Famílias e Gêneros Relacionados

  • Família Bacteroidaceae: Bacilos Gram-negativos, imóveis, capsulados, não-esporulados e anaeróbios estritos. B. fragilis está relacionado a infecções abdominais.
  • Gênero Porphyromonas: Cocobacilos Gram-negativos, proteolíticos. Porphyromonas gingivalis localiza-se na placa subgengival de indivíduos com periodontite.
  • Gênero Treponema: Gram-negativas, forma espiral, anaeróbias estritas. Consumidoras de proteínas do fluido crevicular, aumentam de 1% para 40% em sítios de periodontite crônica.
  • Gênero Tannarella: Bacilos Gram-negativos, anaeróbios estritos, imóveis e proteolíticos, presentes em gengivites e periodontites crônicas.

Estágios da Doença

  • Gengivite: Deposição de placa e cálculo, formando bolsa gengival. A gengiva fica avermelhada e sangra na escovação. É reversível com a remoção do cálculo.
  • Periodontite inicial: Progresso da doença com acúmulo de cálculo e sangramento.
  • Periodontite avançada: Presença de sangramento, exsudato, perda óssea e perda do dente.

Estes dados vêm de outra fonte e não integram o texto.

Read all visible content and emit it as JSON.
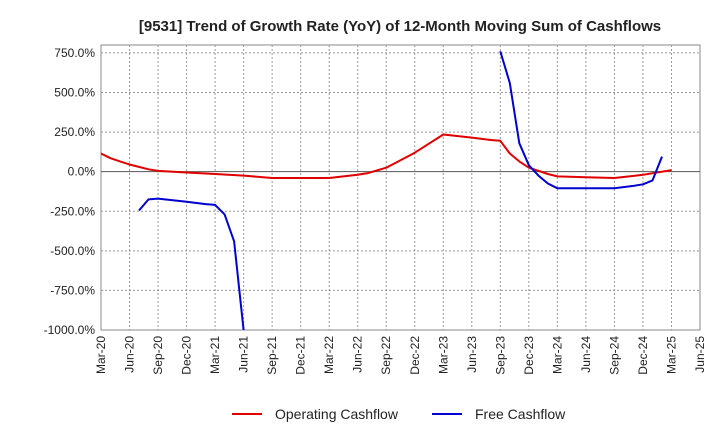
{
  "chart_data": {
    "type": "line",
    "title": "[9531]  Trend of Growth Rate (YoY) of 12-Month Moving Sum of Cashflows",
    "xlabel": "",
    "ylabel": "",
    "ylim": [
      -1000,
      800
    ],
    "y_ticks": [
      750,
      500,
      250,
      0,
      -250,
      -500,
      -750,
      -1000
    ],
    "y_tick_labels": [
      "750.0%",
      "500.0%",
      "250.0%",
      "0.0%",
      "-250.0%",
      "-500.0%",
      "-750.0%",
      "-1000.0%"
    ],
    "x_tick_labels": [
      "Mar-20",
      "Jun-20",
      "Sep-20",
      "Dec-20",
      "Mar-21",
      "Jun-21",
      "Sep-21",
      "Dec-21",
      "Mar-22",
      "Jun-22",
      "Sep-22",
      "Dec-22",
      "Mar-23",
      "Jun-23",
      "Sep-23",
      "Dec-23",
      "Mar-24",
      "Jun-24",
      "Sep-24",
      "Dec-24",
      "Mar-25",
      "Jun-25"
    ],
    "grid": true,
    "legend_position": "bottom",
    "series": [
      {
        "name": "Operating Cashflow",
        "color": "#e00000",
        "points": [
          [
            "2020-03",
            115
          ],
          [
            "2020-04",
            85
          ],
          [
            "2020-05",
            65
          ],
          [
            "2020-06",
            45
          ],
          [
            "2020-07",
            30
          ],
          [
            "2020-08",
            15
          ],
          [
            "2020-09",
            5
          ],
          [
            "2020-12",
            -5
          ],
          [
            "2021-03",
            -15
          ],
          [
            "2021-06",
            -25
          ],
          [
            "2021-09",
            -40
          ],
          [
            "2021-12",
            -40
          ],
          [
            "2022-03",
            -40
          ],
          [
            "2022-06",
            -20
          ],
          [
            "2022-07",
            -10
          ],
          [
            "2022-09",
            25
          ],
          [
            "2022-12",
            120
          ],
          [
            "2023-03",
            235
          ],
          [
            "2023-06",
            215
          ],
          [
            "2023-08",
            200
          ],
          [
            "2023-09",
            195
          ],
          [
            "2023-10",
            115
          ],
          [
            "2023-11",
            65
          ],
          [
            "2023-12",
            25
          ],
          [
            "2024-02",
            -15
          ],
          [
            "2024-03",
            -30
          ],
          [
            "2024-06",
            -35
          ],
          [
            "2024-09",
            -40
          ],
          [
            "2024-12",
            -20
          ],
          [
            "2025-03",
            10
          ]
        ]
      },
      {
        "name": "Free Cashflow",
        "color": "#0000d0",
        "points_before_gap": [
          [
            "2020-07",
            -245
          ],
          [
            "2020-08",
            -175
          ],
          [
            "2020-09",
            -170
          ],
          [
            "2020-12",
            -190
          ],
          [
            "2021-02",
            -205
          ],
          [
            "2021-03",
            -210
          ],
          [
            "2021-04",
            -270
          ],
          [
            "2021-05",
            -440
          ],
          [
            "2021-06",
            -1000
          ]
        ],
        "points_after_gap": [
          [
            "2023-09",
            760
          ],
          [
            "2023-10",
            560
          ],
          [
            "2023-11",
            180
          ],
          [
            "2023-12",
            40
          ],
          [
            "2024-01",
            -25
          ],
          [
            "2024-02",
            -75
          ],
          [
            "2024-03",
            -105
          ],
          [
            "2024-06",
            -105
          ],
          [
            "2024-09",
            -105
          ],
          [
            "2024-11",
            -90
          ],
          [
            "2024-12",
            -80
          ],
          [
            "2025-01",
            -55
          ],
          [
            "2025-02",
            95
          ]
        ]
      }
    ]
  }
}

Patogênese e Resposta Imune

  1. Destruição direta causada pela placa bacteriana e produtos metabólicos;
  2. Reações de hipersensibilidade do sistema imune;
  3. Imunodeficiência envolvendo a função dos neutrófilos (quimiotaxia e fagocitose).

Efeitos Indiretos: Enzimas liberadas pelos tecidos do hospedeiro (colagenases, hialuronidases e enzimas lisossomais). A resposta inflamatória é produzida pelo hospedeiro em resposta às bactérias. Inclui hipersensibilidades imediatas (imunidade humoral: anafilaxia local e reações citotóxicas) e hipersensibilidades tardias (imunidade celular: tipo IV mediada por linfócitos).